Acoustic radiation force impulse elastography for differentiation of malignant and benign breast lesions: a meta-analysis.

This meta-analysis was aimed to assess the diagnostic performance of acoustic radiation force impulse (ARFI) elastography for the differentiation of malignant and benign breast lesions. The databases of PubMed, Web of Science(TM), WanFang, Vip, SinoMed and China National Knowledge Infrastructure were searched for all studies that evaluated the diagnostic performance of ARFI including virtual touch tissue quantification (VTQ) and virtual touch tissue imaging (VTI).
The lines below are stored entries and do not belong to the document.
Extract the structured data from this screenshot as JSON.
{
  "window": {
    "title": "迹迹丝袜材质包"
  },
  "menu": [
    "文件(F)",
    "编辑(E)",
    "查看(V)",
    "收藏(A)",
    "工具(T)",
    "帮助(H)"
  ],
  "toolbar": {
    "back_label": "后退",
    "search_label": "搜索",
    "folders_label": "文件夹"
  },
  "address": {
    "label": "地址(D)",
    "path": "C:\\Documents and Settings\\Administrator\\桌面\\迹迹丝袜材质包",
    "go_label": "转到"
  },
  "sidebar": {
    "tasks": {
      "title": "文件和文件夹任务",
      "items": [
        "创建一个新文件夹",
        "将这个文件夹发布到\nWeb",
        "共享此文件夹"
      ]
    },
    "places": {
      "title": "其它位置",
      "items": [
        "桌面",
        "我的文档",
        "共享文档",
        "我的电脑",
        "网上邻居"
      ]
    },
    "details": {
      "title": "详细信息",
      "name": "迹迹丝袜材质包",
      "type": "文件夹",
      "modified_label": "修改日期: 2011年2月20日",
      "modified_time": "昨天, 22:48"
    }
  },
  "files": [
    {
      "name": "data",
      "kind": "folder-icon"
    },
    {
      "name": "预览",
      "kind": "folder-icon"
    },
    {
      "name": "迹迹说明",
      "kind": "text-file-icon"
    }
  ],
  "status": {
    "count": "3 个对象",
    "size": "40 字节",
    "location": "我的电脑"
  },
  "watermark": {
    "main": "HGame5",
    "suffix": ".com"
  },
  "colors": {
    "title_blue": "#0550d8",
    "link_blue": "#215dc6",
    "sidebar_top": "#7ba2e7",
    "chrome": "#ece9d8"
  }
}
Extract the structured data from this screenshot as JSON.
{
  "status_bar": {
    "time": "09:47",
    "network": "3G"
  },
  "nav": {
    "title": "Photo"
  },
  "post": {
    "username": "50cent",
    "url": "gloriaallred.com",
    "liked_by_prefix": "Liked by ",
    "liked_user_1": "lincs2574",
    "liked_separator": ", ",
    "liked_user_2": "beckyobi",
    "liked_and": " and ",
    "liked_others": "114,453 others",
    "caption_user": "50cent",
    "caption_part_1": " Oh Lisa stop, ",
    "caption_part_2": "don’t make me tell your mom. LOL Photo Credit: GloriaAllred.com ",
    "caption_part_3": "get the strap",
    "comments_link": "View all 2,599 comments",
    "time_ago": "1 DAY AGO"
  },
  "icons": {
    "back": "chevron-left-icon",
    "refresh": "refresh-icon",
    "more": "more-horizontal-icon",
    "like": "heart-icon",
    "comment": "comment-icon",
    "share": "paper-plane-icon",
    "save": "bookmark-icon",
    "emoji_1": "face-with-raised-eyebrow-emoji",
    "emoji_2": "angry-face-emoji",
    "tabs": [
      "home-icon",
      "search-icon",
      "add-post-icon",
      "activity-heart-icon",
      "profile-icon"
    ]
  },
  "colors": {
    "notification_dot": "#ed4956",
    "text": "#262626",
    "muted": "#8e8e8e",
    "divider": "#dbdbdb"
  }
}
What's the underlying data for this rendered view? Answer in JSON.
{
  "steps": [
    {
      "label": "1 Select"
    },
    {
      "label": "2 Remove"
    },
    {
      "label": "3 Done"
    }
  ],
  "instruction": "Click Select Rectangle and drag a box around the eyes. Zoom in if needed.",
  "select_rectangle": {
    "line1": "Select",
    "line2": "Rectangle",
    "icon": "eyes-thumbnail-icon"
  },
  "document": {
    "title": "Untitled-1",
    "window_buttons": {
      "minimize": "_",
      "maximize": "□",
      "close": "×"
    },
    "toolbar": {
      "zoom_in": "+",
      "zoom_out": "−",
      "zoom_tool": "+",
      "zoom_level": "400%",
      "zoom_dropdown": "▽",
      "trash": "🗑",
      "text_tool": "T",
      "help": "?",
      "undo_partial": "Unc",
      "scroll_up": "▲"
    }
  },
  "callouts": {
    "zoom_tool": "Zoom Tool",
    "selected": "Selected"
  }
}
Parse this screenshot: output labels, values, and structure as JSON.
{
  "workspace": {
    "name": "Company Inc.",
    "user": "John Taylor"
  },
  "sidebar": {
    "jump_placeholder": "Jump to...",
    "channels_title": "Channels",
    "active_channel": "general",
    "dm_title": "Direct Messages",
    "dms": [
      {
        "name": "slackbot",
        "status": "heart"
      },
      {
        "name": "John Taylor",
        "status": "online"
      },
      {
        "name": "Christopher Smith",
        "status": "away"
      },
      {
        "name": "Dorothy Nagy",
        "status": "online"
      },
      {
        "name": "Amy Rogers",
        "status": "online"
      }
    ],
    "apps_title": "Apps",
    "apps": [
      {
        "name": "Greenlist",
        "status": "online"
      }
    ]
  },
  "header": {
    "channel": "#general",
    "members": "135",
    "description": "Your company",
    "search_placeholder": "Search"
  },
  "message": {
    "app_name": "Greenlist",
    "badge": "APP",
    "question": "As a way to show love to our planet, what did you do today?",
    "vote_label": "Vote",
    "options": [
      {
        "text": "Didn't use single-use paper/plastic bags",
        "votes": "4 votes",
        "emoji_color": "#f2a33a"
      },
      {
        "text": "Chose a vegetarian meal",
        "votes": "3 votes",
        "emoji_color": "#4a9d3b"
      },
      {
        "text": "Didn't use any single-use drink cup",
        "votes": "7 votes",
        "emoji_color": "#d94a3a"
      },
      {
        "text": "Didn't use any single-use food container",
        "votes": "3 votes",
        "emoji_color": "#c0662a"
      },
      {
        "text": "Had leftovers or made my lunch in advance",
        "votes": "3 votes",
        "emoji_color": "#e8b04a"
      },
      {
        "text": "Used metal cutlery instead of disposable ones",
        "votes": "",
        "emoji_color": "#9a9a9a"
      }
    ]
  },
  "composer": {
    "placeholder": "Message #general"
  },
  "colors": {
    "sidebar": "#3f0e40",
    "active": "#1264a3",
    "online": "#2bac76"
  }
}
All the studies were published prior to Mar. 21, 2014. The studies published in English or Chinese were collected. A total of 11 studies, including 1,408 breast lesions from 1,245 women, were analyzed. The values of summary sensitivity and summary specificity were 0.843 (95% confidence interval [CI]: 0.811-0.872) and 0.932 (95% CI: 0.913-0.948) for VTQ of ARFI, and 0.864 (95% CI: 0.799-0.914) and 0.882 (95% CI: 0.832-0.922) for VTI of ARFI, respectively. Subgroup analysis excluding mucinous carcinoma and carcinoma in situ showed higher summary sensitivity (0.877 95% CI: 0.835-0.911), higher summary specificity (0.943 95% CI: 0.921-0.960) and lower heterogeneity (I(2)=23.5%). The cut-off values for shear wave velocity of VTQ ranged widely from 2.89 to 6.71 m/s, while the VTI ranged narrowly from 1.37 to 1.66. In general, ARFI elastography seems to be a good method for differentiation between benign and malignant breast lesions. However, its usefulness for identifying breast mucinous carcinoma and breast carcinoma in situ is limited. VTI seems to be more reliable and repeatable than VTQ.